For more details and to see the code please go to
Feedback is very appreciated!


Interesting. Did you try to use PojoSR as a framework for Arkadiko (0.1.6 provides a Framework Factory)? The benefit would be that you don't have to worry about classloaders but can just put your bundles together with your jars on the classpath.

Would be interesting to see whether it works.
First off, welcome to Paul! It's good to have you!

Second, I didn't try that but it's an excellent idea! I will certainly give it a try as it sounds like a very interesting idea!

Also, since I have your attention, perhaps you had already considered this, but perhaps not; that is the notion of using PojoSR as clever test harness for OSGi bundles. (I realize it's much more than that) As you know testing OSGi bundles can sometimes present difficulty for some developers. It occurred to me that PojoSR could avoid a lot of that difficulty by allowing developers to quickly build up test plans with dependent modules outside of a full OSGi runtime.

Lastly, the next thing I'm going to be experimenting with is the possibility for Arkadiko to support resolving dependencies ("locating" services) from within the OSGi framework to satisfy the bean dependencies in spring without having an implementation existing on the spring side. Currently dependencies still needs to be satisfied on the spring side, which later could get overridden by an OSGi services. I'd like to solve that so code can finally and completely be moved from the spring side to the OSGi side.

Anyway, Thanks for stopping by!
I just have a few questions here,
1. when you say that Arkadiko exposes all the beans as Services, don't you think we are violating the fundamental concept of OSGi the "modularity" by exposing all he stuff of the jar to external world ?
2. How does version of the classes taken care by Arkadiko ? Lets taken an example i have 1.0.0 version of Bean called "MyBean" already deployed as Spring beans and now i deploy 2.0.0 of the same bean called "MyBean" ..

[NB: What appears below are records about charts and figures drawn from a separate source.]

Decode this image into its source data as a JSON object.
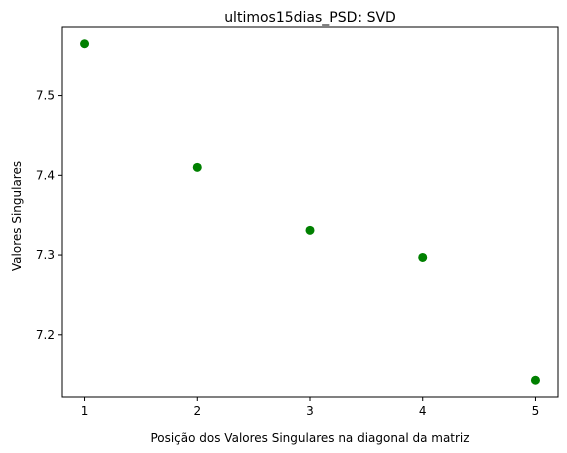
{
  "chart_data": {
    "type": "scatter",
    "title": "ultimos15dias_PSD: SVD",
    "xlabel": "Posição dos Valores Singulares na diagonal da matriz",
    "ylabel": "Valores Singulares",
    "x": [
      1,
      2,
      3,
      4,
      5
    ],
    "y": [
      7.565,
      7.41,
      7.331,
      7.297,
      7.143
    ],
    "xlim": [
      0.8,
      5.2
    ],
    "ylim": [
      7.122,
      7.586
    ],
    "xticks": [
      "1",
      "2",
      "3",
      "4",
      "5"
    ],
    "yticks": [
      "7.2",
      "7.3",
      "7.4",
      "7.5"
    ],
    "ytick_values": [
      7.2,
      7.3,
      7.4,
      7.5
    ],
    "grid": false,
    "marker_color": "#008000"
  }
}
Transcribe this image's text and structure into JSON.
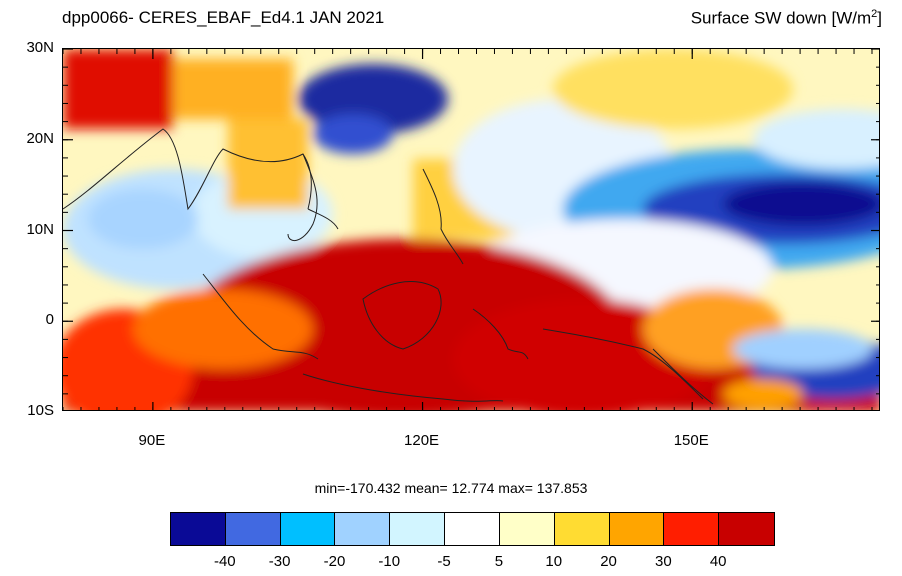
{
  "header": {
    "title_left": "dpp0066- CERES_EBAF_Ed4.1  JAN 2021",
    "title_right_main": "Surface SW down [W/m",
    "title_right_sup": "2",
    "title_right_end": "]"
  },
  "map": {
    "lon_range": [
      80,
      171
    ],
    "lat_range": [
      -10,
      30
    ],
    "lat_ticks": [
      {
        "value": 30,
        "label": "30N"
      },
      {
        "value": 20,
        "label": "20N"
      },
      {
        "value": 10,
        "label": "10N"
      },
      {
        "value": 0,
        "label": "0"
      },
      {
        "value": -10,
        "label": "10S"
      }
    ],
    "lon_ticks": [
      {
        "value": 90,
        "label": "90E"
      },
      {
        "value": 120,
        "label": "120E"
      },
      {
        "value": 150,
        "label": "150E"
      }
    ],
    "field": "Surface SW down anomaly",
    "colors": {
      "frame": "#000000",
      "coast": "#222222"
    }
  },
  "stats": {
    "text": "min=-170.432  mean=  12.774  max= 137.853"
  },
  "colorbar": {
    "colors": [
      "#0a0a96",
      "#4169e1",
      "#00bfff",
      "#a0d2ff",
      "#d2f5ff",
      "#ffffff",
      "#ffffc8",
      "#ffdc32",
      "#ffa500",
      "#ff1e00",
      "#c80000"
    ],
    "labels": [
      "-40",
      "-30",
      "-20",
      "-10",
      "-5",
      "5",
      "10",
      "20",
      "30",
      "40"
    ]
  }
}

Please excuse me if my questions are very basic, its just for my understanding emoticon
First, Spring knows nothing of versioning since it's plain java! Therefore there is no way that two versions can be in play, within spring.

Second, you have to export the interfaces you want to load from OSGi via the system bundle, and so again the version is known and so only a matching version can be used.

Within OSGi you can have multiple versions, within spring, there can be only one!

I think this is still reasonable trade off considering that you get the benefit of the dynamic nature of OSGi which is already far more flexible than what spring alone can offer.
That was an answer to the second question.

This is the answer to the first one:
To begin there is absolutely no way to get Liferay to a modular design in one shot! Not only would it break everything for backward compatibility but the gap between releases would have to be too big, Liferay would lose to much momentum and all interest would be lost.

The WHOLE POINT of Arkadiko is to address that specific case where the code is so large than it has to be redesigned incrementally. When faced with that fact, there is little incentive to actually want to start migrating to OSGi at all. The cost may be too high. BUT if we form a partnership with the OSGi framework, and we expose the services that we have (which is the bulk of what developers need from Liferay) then we can begin to form a working model where developers can write plugins fully based in OSGi, and gain from it's benefits while slowly Liferay takes reorganizes. That would still be no change to developer code... since you don't care which bundles expose what.. you only care that something is exposed or not. This is the beauty and simplicity of Arkadiko, exposing as much as possible to OSGi NOW, while giving ourselves time to restructure it all.